Profiling comes in three different flaviors. The first is emulation, where a processor behavior is emulated, the second is sampling, where at regular intervals, the profiler samples the status of a program, and fianlly instrulentation, where the profiler gets information when a subroutine is called and when it returns. As with the Heisenberg uncertainty, profiling changes the exact behavior of your program. This is something you have to remember when analyzing a profile.
Valgrind is an Open Source emulation profiler. It is freely available on standard Linux platforms. As it is an emulation, it is far slower than the actual program. This means that the I/O are underestimated. The advantage is that you can have every detail on the memory behavior (cache misses for instance). Valgrind does not emulate all processors, but you can tweak it to approach your own one.
This is more or less a translation of my French tutorial on Valgrind profiling.

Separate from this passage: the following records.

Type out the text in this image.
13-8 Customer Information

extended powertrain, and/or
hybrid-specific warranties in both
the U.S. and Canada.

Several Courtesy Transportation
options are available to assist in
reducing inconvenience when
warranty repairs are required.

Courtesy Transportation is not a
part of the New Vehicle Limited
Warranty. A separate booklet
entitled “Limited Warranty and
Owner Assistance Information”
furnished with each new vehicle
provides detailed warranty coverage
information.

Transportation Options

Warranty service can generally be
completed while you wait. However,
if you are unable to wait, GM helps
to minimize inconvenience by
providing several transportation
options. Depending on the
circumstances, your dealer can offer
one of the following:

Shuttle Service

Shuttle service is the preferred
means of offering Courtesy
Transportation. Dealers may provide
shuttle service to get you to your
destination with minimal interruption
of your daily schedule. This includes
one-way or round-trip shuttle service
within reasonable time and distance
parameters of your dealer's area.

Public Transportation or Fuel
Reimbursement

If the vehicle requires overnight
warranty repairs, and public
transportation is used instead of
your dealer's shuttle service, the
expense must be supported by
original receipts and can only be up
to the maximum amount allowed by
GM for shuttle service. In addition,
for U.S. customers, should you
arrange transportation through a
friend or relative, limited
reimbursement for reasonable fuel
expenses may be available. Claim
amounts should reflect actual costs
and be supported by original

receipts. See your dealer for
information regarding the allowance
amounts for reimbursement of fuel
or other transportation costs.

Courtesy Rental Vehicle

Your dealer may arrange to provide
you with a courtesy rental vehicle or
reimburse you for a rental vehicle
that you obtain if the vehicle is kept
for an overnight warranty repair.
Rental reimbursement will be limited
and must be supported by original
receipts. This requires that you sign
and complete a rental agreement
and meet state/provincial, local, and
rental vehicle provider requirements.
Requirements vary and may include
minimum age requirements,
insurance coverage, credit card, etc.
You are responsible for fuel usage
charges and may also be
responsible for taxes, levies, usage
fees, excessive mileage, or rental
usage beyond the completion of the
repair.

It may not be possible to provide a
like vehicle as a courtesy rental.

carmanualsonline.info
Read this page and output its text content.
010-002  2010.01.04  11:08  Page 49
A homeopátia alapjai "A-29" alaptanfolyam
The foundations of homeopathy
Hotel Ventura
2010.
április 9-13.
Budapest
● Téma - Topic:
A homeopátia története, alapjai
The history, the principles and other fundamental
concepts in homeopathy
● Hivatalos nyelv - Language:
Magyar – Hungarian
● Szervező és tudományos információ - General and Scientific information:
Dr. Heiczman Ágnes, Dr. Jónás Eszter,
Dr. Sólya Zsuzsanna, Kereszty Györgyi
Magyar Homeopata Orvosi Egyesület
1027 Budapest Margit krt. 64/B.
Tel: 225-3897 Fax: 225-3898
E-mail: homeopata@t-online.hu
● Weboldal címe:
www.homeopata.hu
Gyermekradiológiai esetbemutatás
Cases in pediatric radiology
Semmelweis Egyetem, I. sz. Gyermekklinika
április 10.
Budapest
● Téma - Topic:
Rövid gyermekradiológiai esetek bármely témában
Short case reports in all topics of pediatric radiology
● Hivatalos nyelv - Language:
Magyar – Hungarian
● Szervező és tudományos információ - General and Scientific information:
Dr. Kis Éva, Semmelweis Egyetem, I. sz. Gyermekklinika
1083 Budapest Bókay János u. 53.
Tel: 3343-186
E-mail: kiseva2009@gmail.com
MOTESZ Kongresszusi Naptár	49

Calling the profiler is really easy:
valgrind --tool=callgrind --dump-instr=yes --simulate-cache=yes --collect-jumps=yes program arguments
Here, I ask valgrind to use the callgrind profiler plugin, and it is supposed to dump the executed instructions (which will help knowing which part of a function really costs, not only which function), simulate the cache (to help enhancing the processor usage) and collect jumps (to have a dynamic view of the program behavior). Of course, the program must have been compiled with the appropriate compilation options (at least -g).
KCacheGrind is probably the best tool to visualize ad analyze valgrind results (it can also display other profilers results).
When opening a profile, KCacheGrind may not recognize the associated source files. You may add their folder to the annotations folders.
I think the most important graph KCacheGrind provides is the Callee Map. It can be colorized by different means (files, classes, …), the main point being that Callee Map provides an image where the surface of a function represents its weight in the program execution (weight being number of instructions, cache misses, …). Unfortunately it appears that in some cases, KCacheGrind is not able to create everything Callee related. I don’t know why, but I got this on a RedHat 4, the associate KCacheGrind and the latest valgrind.
Call graphs can also provide intel on how much each function consumes. When double-clicking on a function (in the call graph, in the Callee Map), it is “activated”. The original source code is shown (with jumps, if they were collected) with the cost for each instruction, which functions called the function and which functions are called. Another important thing is the difference between the self cost (sometimes called exclusive cost) and the inclusive cost. The former is the cost of the function alone, the latter is the cost of the function with the cost of the called functions.
Valgrind combined with KCacheGrind are free tools to make an application profile. It is far from perfect, but it provides valuable information. Instrumentation- and sample-based profiles need a patched kernel (for Linux) or administrator rights (for Windows and Linux), and they can’t provide at the moment every cost, contrary to emulation.